Renee is originally from the Pacific Northwest. She received her B.S. in Molecular and Microbiology from Arizona State University and her M.S. in Wildlife Biology from Utah State University. She began working with the Wildlife Conservation Society (WCS) in 2003 and helped to launch their Wildlife and Energy Development project in the Upper Green River Basin, WY, in 2005. She has conducted behavioral and ecological research on coyotes, wolves, moose, pronghorn, and small mammals in Montana, Wyoming, and Colorado. She has also contributed field time to tropical bird research in Panama and hyena research in Kenya. Renee's area of expertise is in field design and research.
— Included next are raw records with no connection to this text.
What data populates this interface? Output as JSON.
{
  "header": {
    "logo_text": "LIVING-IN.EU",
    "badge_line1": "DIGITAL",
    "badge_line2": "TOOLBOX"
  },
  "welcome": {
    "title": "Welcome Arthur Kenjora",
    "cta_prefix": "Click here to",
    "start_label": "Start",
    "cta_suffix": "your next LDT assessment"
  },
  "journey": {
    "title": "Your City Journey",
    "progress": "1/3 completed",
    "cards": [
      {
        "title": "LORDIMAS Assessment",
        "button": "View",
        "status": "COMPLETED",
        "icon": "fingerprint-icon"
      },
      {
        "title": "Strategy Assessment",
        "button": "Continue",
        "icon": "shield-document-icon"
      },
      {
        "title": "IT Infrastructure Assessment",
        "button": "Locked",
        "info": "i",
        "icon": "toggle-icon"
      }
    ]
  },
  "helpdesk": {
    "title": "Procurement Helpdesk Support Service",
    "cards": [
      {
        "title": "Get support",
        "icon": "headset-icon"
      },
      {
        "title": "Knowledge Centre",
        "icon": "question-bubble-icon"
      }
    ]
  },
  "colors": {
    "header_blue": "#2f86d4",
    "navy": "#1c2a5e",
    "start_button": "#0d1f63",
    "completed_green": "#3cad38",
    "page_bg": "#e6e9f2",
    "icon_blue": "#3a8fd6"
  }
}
She is currently the pronghorn project Field Leader for WCS. In their spare time, she and her partner David enjoy skiing, boating, cycling, and hiking with their dogs Nova and Luna.


Megan Smith


Megan Smith

Megan grew on the coast of Maine where her love of wildlife and the outdoors began. She received a B.A. from Middlebury College in Environmental Studies and an M.S. in Conservation Biology from Antioch University New England. As Project Coordinator for Nature Mapping, she enjoys combining her early career in outdoor education with ecological research to focus on applied conservation projects as well as training and educating citizen science volunteers. Her research experience has focused on bird studies in both New England and the Rockies and habitat assessments throughout western Wyoming. In addition to research, Megan enjoys spending time in the outdoors skiing, hiking, sailing and watching wildlife.